Lorsque le pro­gramme d’un concert inclut une œuvre contem­po­raine, sou­vent une créa­tion suite à une com­mande, la ques­tion que se pose l’auditeur inquiet est : « Est-ce audible ? » ce qui signi­fie « cette œuvre va-t-elle sus­ci­ter l’intérêt et aus­si l’émotion, sans pré­pa­ra­tion préa­lable, chez quelqu’un dont l’écoute a été façon­née par la musique occi­den­tale de 1700 à 1950 ? » Si la réponse est néga­tive, l’auditeur fein­dra un inté­rêt poli pen­dant l’exécution tout en consul­tant sa montre à la déro­bée. La musique de Karol Bef­fa échappe avec bon­heur à ce dilemme, tout en étant pro­fon­dé­ment nova­trice et voi­ci com­ment.

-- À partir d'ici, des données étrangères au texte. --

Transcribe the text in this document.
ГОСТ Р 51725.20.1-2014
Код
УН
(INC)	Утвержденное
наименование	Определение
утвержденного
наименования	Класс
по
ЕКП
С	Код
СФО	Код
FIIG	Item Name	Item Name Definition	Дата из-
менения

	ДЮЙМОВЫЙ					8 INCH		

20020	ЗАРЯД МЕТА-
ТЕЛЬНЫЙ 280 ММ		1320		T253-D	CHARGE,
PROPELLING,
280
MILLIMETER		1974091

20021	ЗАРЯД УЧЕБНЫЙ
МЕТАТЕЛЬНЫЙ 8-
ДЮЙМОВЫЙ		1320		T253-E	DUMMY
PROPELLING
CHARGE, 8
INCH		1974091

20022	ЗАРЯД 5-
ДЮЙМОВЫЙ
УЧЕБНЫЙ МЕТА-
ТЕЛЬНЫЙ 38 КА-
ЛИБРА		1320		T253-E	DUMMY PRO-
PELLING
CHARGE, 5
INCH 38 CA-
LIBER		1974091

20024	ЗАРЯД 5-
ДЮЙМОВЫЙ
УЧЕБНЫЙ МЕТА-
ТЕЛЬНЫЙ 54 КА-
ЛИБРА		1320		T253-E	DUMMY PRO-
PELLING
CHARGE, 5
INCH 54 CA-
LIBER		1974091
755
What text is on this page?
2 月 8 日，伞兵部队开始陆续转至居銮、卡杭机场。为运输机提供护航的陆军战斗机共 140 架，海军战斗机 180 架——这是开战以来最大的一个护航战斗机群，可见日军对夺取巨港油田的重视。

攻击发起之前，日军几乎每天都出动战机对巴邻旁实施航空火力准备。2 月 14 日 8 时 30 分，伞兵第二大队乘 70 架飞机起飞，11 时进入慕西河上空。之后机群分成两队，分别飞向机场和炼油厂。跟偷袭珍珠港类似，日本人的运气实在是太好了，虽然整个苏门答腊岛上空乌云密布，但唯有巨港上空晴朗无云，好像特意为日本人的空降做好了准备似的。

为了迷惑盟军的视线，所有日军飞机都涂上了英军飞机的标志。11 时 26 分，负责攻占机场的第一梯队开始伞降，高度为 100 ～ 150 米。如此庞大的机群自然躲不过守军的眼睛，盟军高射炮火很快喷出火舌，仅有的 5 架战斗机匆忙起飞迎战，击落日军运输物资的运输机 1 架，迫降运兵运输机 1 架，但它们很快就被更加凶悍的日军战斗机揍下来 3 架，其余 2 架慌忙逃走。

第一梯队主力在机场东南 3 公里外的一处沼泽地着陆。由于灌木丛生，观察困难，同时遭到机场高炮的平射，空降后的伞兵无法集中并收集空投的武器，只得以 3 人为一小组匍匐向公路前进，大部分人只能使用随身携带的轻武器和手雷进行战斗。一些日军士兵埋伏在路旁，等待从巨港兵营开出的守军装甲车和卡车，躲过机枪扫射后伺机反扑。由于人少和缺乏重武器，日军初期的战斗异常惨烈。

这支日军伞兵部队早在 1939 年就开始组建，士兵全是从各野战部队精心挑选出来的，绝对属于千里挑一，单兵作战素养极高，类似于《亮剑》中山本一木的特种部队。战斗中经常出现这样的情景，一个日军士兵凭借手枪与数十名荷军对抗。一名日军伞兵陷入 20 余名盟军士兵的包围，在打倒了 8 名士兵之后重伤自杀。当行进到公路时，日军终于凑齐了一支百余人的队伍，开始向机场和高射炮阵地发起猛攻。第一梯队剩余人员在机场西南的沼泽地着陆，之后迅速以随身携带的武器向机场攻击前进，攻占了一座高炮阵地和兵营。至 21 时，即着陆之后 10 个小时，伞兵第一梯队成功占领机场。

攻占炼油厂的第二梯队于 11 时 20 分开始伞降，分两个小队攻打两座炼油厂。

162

Au début de l’œuvre, l’auditeur est en ter­rain connu, à pre­mière vue tonal. Au fur et à mesure que l’œuvre se déroule, les har­mo­nies se font plus com­plexes, l’orchestration plus recher­chée. L’auditeur est embar­qué mal­gré lui dans un voyage oni­rique et non seule­ment il ne décroche à aucun moment mais il y prend de plus en plus de plai­sir. Écou­tez Le bateau ivre ou Les Ruines cir­cu­laires, deux des neuf pièces de l’album Talis­man que viennent d’enregistrer l’Orchestre natio­nal et l’Orchestre phil­har­mo­nique, ‑res­pec­ti­ve­ment, et vous serez séduit, conquis par la richesse ‑har­mo­nique, la sub­ti­li­té des com­bi­nai­sons de timbres, la puis­sance poé­tique de cette musique, qui s’inscrit dans la conti­nui­té de Wag­ner, Debus­sy, Ravel, Mes­siaen, Chos­ta­ko­vitch tout en étant pro­fon­dé­ment ori­gi­nale. Karol Bef­fa ne se conforme à aucune mode, ne suit aucune école : il crée, à lui tout seul, la musique de notre époque.